YOUNGSTOWN, Ohio (WKBN) – Credit card fraud happens all the time in cities across the U.S. and around the world but on Friday, it happened to WKBN 27 First News.
Reporter Cameron O’Brien got a call from the bank, asking about five charges to her company credit card that she had never made.
The bank said four out of five of the charges were made to canteen accounts for inmates in county jails all across the country through the site TouchPay. The charges were made on Thursday and were all over $100 in value.
Although the bank cancelled those charges, Cameron still had to file an incident report with Boardman Police.
Officer William Woods gets reports like this frequently, as often as every week.
Filing a report officially records the crime. It asks for information about the victim, a list of what was stolen and a narrative from the person filing the report, explaining what happened.
Detective Ben Switka is working on Cameron’s case, and will try to find out how TouchPay got her information.
“What I’ll have to do is I’ll send them a subpoena requesting the information as to whose account was credited dollar amounts in the facility, or what facility it’s at,” he said.

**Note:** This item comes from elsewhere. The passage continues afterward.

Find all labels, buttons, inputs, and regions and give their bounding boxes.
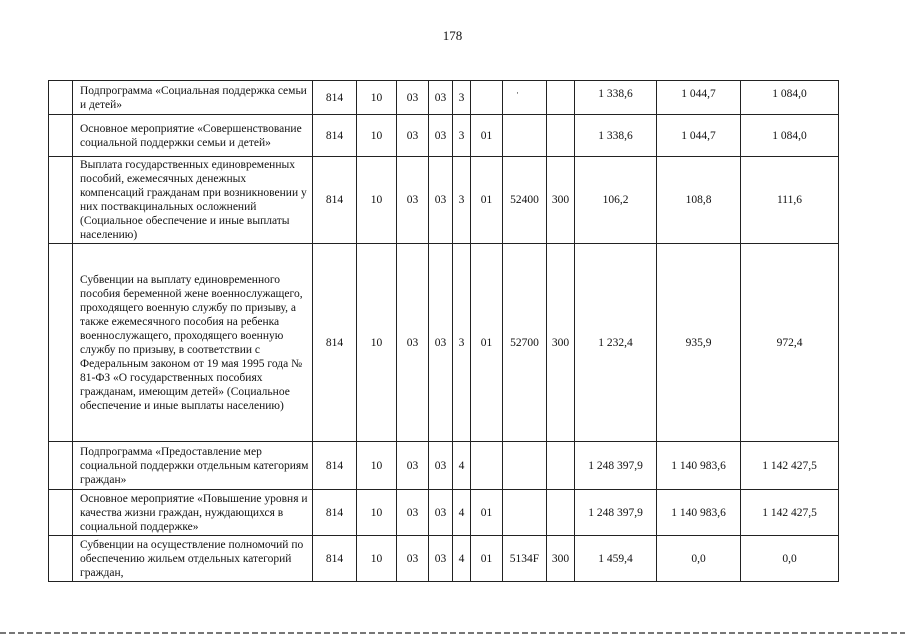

Even though TouchPay’s processing center is in Texas, Switka says the inmate could be in a correctional facility somewhere out of state.
Even the Mahoning County Sheriff’s Office has been hit with credit card fraud in the past.

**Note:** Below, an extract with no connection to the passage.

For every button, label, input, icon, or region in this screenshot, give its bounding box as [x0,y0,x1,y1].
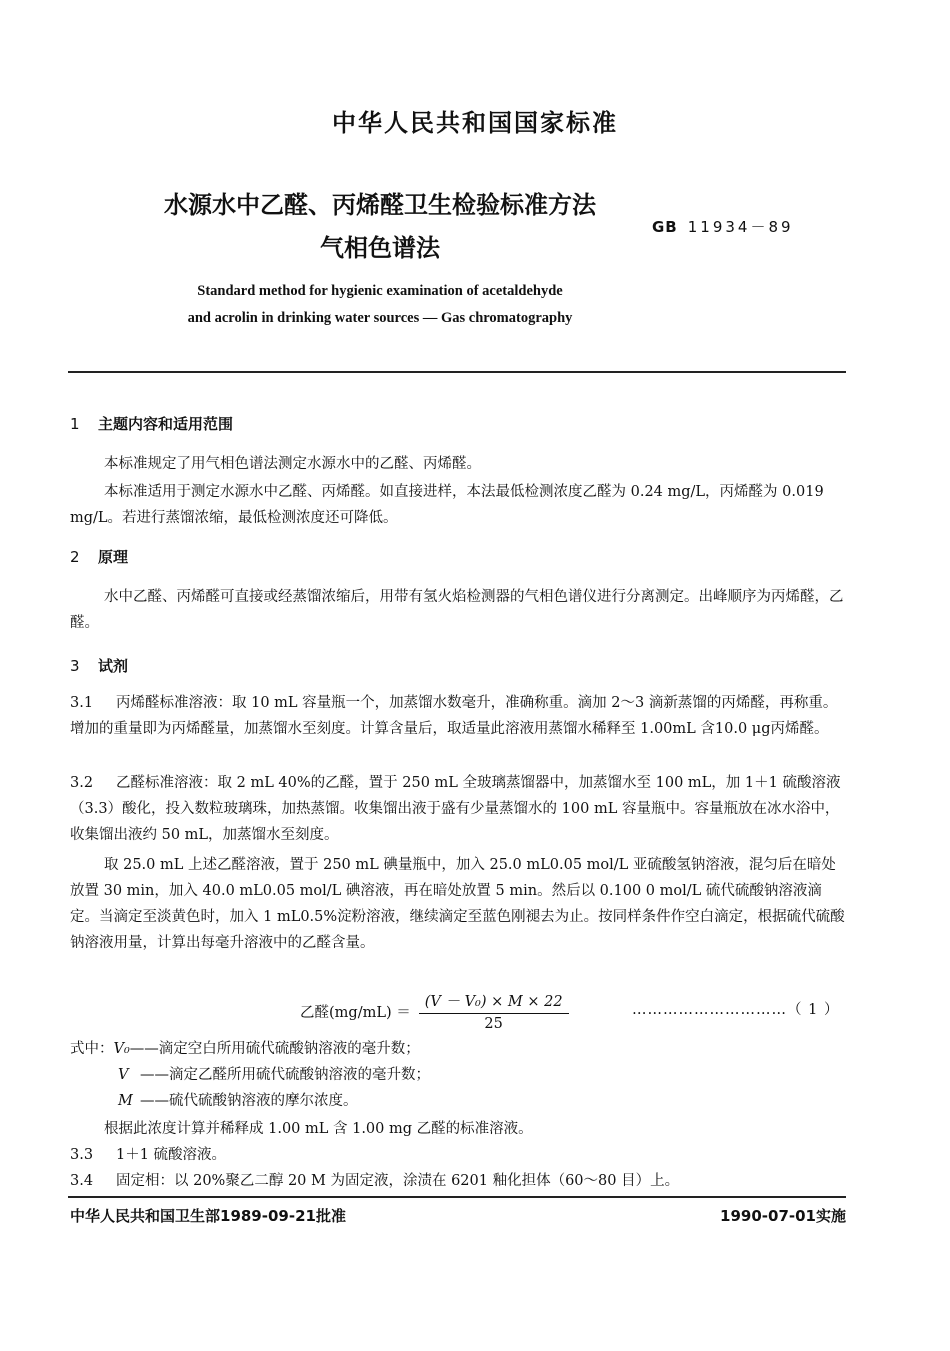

“You know, we’re not exempt from it either. It’s happened at the sheriff’s office when there’s been fraud used, so you just have to be careful and pay attention,” Sheriff Jerry Greene said.
He says that in this age of digital theft, it’s important to be vigilant.
“Obviously, pay attention to your credit card bills, pay attention to what’s going on with your credit. Try not to use passwords that are obvious or have passwords where people can get ahold of them.”
There are ways to protect against credit card theft.
Greene says RFID protective sleeves encase credit cards, shielding them from scanners that can steal information. Those scanners can make a perfect electronic copy of a credit card while it’s still in a person’s wallet, purse or pocket.